Pour aller plus loin, les chercheurs visent à doubler encore l’efficacité de leur méthode. Christophe Moser indique que des améliorations computationnelles permettront, à terme, de fabriquer des objets simplement en projetant un hologramme sur une résine, sans avoir besoin de la faire tourner. Cette simplification pourrait accroître considérablement les capacités de production à grande échelle tout en minimisant la consommation énergétique.
Un autre atout majeur de cette approche réside dans sa praticité.

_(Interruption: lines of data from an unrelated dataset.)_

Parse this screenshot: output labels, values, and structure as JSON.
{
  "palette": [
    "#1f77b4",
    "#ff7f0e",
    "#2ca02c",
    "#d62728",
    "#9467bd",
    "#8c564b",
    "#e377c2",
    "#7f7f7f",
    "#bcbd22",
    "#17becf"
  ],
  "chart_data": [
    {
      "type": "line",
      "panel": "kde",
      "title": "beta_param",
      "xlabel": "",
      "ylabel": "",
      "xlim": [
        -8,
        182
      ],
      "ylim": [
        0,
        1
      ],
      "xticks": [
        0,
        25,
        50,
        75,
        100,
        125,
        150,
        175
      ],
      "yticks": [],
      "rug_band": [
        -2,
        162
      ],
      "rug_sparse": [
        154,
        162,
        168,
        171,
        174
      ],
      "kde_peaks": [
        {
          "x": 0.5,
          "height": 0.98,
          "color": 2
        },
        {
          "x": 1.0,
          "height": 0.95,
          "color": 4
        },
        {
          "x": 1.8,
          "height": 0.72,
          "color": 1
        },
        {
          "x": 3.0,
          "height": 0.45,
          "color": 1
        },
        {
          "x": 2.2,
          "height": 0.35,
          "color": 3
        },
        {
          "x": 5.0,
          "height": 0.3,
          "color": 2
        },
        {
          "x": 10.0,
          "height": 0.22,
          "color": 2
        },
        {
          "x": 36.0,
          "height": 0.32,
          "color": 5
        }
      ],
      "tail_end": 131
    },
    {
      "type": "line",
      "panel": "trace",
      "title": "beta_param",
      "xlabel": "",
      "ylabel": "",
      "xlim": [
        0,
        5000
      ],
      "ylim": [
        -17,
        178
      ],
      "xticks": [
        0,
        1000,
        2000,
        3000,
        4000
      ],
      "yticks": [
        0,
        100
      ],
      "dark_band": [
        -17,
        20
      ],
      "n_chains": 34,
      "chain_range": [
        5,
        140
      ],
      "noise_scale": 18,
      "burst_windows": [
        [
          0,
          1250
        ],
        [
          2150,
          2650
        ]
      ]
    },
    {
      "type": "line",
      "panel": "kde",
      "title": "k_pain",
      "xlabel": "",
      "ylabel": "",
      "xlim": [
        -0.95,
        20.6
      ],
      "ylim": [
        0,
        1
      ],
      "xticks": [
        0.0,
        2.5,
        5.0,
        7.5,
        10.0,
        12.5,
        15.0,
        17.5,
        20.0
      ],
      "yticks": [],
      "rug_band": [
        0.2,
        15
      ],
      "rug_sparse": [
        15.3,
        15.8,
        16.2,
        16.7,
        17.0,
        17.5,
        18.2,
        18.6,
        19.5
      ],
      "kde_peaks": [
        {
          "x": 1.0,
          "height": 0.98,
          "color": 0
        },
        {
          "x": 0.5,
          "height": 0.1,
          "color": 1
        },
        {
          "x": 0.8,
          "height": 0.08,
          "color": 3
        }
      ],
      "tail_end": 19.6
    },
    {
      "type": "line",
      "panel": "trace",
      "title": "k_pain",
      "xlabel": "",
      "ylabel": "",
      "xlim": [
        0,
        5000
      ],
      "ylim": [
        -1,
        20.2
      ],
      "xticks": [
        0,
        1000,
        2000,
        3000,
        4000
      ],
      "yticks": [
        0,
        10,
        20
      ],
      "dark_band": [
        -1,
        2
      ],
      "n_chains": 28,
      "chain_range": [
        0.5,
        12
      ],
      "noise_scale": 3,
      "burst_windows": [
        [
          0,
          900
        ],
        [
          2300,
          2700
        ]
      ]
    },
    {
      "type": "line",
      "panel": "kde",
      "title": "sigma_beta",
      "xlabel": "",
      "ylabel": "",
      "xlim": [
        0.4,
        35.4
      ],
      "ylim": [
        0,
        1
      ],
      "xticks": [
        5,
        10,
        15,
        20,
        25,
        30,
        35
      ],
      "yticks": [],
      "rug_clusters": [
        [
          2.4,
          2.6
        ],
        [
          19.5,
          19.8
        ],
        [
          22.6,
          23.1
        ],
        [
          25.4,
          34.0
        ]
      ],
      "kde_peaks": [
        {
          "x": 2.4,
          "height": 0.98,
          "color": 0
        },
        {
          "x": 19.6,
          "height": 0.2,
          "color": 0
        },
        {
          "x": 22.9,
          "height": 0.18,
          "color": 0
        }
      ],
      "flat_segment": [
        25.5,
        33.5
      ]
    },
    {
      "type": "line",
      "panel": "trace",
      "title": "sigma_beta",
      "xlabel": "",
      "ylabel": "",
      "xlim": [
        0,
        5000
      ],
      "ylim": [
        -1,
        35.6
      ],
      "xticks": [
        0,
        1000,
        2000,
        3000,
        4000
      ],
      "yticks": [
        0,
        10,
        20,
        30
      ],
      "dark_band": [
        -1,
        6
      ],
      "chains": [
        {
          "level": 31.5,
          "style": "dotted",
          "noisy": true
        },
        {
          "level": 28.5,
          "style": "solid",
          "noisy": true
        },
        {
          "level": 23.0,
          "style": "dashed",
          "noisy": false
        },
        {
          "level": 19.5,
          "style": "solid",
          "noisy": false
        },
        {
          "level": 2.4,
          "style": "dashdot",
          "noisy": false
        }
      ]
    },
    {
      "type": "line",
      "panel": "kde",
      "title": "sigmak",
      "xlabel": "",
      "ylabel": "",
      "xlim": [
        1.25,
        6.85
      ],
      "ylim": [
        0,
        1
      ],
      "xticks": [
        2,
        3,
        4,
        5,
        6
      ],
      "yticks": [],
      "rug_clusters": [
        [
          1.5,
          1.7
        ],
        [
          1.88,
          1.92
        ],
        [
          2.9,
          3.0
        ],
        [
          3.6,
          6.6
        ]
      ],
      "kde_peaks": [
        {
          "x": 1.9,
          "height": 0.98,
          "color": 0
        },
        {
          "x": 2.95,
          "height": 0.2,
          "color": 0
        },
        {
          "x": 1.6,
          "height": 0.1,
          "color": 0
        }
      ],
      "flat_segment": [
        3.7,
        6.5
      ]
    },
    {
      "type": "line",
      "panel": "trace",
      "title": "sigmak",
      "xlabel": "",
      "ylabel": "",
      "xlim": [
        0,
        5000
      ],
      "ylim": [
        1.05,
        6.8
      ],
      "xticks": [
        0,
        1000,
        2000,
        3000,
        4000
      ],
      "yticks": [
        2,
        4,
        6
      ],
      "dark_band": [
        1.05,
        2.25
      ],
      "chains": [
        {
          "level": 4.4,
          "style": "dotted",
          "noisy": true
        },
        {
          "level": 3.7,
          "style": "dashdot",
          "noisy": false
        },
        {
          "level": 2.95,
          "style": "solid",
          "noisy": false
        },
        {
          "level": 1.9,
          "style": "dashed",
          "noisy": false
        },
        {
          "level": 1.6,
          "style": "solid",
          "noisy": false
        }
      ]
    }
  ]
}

Les hologrammes peuvent être codés à l’aide d’équipements commerciaux standards, ce qui facilite leur adoption à grande échelle. “L’ajout de l’holographie à la technologie TVAM prépare le terrain pour la prochaine génération de systèmes d’impression volumétrique additive, rapides, précis et économes en énergie”, conclut Christophe Moser.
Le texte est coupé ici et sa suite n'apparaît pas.